Chargerette advises on holiday activities and coping with loss
- CHS Charger
- Dec 15, 2020
- 3 min read
Dear Chargerette,
The holiday season is here and I’m trying to make this Christmas extra special since COVID-19 has dampened our spirits. What are a few safe Christmas activities I can do with my family during the pandemic?
Anonymous
Dear Safe Snowflake,
Christmas is one of the most wonderful holidays because of all the fun activities that you can do. I could go on and on about all the different ways to celebrate. How can I pick just a few? I’m tempted to write about my favorites, but they might not necessarily be the best for everyone, so here are five Christmas activities you and your people can do during the pandemic.
Letters to Soldiers: A great way to spend time with your family and show appreciation for your country is to send holiday cards to soldiers that have to be away from their families during Christmas.
Christmas Karaoke: Doing Christmas Karaoke with your family is an excellent way to stay safe inside and have a good time with your family and/or friends. Be careful, though -- you might want to have ear plugs handy for this one!
Ice Skating: If you can find a rink outside, you could safely skate with your people. Skating is one of those things that is tons of fun even if you stink at it.
New Ornaments: If you’re looking for a new tradition to do with your family, getting one new ornament per person is a nice idea. Each ornament could represent a memory or a place y’all have travelled.

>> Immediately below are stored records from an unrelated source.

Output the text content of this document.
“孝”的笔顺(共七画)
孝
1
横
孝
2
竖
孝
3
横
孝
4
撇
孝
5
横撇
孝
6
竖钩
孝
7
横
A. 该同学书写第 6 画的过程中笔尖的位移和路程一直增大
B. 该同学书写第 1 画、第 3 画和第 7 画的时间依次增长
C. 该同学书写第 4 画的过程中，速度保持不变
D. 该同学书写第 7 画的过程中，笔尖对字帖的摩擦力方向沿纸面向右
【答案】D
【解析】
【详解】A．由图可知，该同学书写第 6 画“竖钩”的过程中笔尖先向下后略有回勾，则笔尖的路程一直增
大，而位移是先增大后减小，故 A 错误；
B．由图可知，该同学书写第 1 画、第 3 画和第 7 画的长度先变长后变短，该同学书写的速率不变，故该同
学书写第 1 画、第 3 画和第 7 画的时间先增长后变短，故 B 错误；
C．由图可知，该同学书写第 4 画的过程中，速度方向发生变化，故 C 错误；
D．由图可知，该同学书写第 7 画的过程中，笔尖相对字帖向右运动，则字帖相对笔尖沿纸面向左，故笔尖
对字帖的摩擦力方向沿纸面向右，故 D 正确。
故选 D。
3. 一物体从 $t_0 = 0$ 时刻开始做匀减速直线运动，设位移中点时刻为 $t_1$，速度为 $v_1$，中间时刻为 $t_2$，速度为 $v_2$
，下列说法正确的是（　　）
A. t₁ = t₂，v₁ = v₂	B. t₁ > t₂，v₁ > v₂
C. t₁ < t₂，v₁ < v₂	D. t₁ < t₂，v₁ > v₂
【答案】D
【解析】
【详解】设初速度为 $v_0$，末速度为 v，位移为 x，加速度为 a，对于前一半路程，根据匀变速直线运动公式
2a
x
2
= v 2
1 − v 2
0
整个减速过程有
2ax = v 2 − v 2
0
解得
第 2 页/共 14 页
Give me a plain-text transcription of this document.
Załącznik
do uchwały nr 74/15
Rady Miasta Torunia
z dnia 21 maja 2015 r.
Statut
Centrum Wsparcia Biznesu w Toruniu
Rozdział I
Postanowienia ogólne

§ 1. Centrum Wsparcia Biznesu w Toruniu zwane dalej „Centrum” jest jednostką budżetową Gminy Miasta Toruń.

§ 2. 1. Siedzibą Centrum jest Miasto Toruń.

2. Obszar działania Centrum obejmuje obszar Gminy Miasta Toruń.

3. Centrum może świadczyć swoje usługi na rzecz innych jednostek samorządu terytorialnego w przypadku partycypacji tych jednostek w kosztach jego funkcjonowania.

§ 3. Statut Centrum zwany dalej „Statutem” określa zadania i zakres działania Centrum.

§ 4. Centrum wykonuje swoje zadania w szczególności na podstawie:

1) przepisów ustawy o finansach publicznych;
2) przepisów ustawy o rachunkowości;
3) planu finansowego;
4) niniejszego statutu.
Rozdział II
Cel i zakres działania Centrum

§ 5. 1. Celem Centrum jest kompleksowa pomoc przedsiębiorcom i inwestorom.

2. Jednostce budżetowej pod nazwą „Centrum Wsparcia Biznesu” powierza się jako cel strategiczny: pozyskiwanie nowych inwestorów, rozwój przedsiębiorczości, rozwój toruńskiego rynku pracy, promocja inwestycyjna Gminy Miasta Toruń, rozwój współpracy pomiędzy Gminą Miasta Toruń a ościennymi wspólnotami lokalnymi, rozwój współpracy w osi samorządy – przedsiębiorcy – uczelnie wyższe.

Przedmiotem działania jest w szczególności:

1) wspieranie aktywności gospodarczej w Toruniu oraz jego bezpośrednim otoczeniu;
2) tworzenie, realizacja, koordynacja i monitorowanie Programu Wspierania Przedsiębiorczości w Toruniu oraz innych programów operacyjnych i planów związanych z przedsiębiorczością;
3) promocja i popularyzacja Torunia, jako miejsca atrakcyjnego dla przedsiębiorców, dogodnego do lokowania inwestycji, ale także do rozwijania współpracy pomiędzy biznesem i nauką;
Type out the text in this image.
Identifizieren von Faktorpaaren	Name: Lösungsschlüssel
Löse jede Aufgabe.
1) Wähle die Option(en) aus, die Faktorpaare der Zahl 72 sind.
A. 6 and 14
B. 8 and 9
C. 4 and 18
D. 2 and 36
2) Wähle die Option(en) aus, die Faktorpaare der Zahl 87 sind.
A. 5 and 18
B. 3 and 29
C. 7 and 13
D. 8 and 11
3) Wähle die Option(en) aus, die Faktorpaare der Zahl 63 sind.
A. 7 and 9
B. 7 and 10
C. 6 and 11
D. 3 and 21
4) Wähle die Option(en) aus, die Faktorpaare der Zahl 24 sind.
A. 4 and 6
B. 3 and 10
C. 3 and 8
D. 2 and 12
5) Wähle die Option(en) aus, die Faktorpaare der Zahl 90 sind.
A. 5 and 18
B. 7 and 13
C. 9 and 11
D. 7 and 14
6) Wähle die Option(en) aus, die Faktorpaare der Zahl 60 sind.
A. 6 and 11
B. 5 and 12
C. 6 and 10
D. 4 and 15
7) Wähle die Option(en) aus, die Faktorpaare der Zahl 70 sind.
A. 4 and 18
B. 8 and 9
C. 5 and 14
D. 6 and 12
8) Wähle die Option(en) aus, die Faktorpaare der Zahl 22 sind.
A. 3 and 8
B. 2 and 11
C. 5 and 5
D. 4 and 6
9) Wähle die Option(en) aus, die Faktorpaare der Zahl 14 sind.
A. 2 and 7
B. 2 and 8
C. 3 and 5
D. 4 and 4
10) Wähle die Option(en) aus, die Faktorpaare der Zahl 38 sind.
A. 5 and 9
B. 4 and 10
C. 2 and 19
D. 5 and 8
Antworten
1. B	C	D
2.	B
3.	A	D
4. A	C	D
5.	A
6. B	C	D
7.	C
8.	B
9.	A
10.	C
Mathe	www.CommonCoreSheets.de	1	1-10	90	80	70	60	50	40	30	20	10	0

Minivan Express: I just had to put in my personal favorite. The main downfall to this one is that you should only do it with family, since you’ll be in a car. This activity will have a different name depending on what car you use. Decorate the inside of your vehicle with battery powered Christmas lights and tinsel. On Christmas Eve night, get in your jammies and make some hot chocolate. If you have any pets, I recommend taking them with you. Put on some Christmas music and ride around town looking at Christmas lights. It’s simple, but it’s one of my favorite holiday traditions from when I was little.
All of these activities are super fun, no matter who you are doing them with. If you’re wanting safe ways to celebrate the holiday season with those close to you, these are the way to go.
Merry Christmas,
Chargerette
Dear Chargerette,
I lost my brother to suicide about a month ago. He was one of the kindest, happiest people ever. Why would he do this? I worry about others who were as close to him as I was. How do we deal with this?
Anonymous
Dear Sorrowful Sibling,
I’m so sorry. Death is hard. It hurts, especially when it’s family. The thing is, I shouldn’t give you any “advice” about how to handle it, since now is not the time for you to hear it. Everyone grieves in different ways and for different amounts of time. I don’t know how you or your family grieve, so I can’t help you with it. I can, however, just talk to you.
My cousin committed suicide recently. She was so full of life. She was one of the most wonderful, compassionate, and loving people in the world. At least, that’s what I’ve been told. I didn’t know her. I can only remember a few times I got to see her and talk to her. I wondered why she would leave us if she was as happy as everyone said. I don’t know for sure, but I do know that she was struggling with things darker than I have ever had to face. And she fought, she really did, but she lost. We miss her.
I worry about my family too. Her dad, her mom, her siblings. I can’t imagine what they must be feeling. I was unsure of how I’m supposed to be there for them. I have decided to just be someone. Someone who loves them. Someone who is there for them. Just someone.
That has worked for me, and hopefully it’s been what her family needs from me. Since I’m not particularly close to them, I don’t want to get up in their faces about how sorry I am for them. Her family doesn’t need my pity, they need love. I love them, they know that, and that’s enough.
I’m not trying to compare my loss or grief to yours in any way. I get your pain, at least to some degree, that’s all I'm trying to say.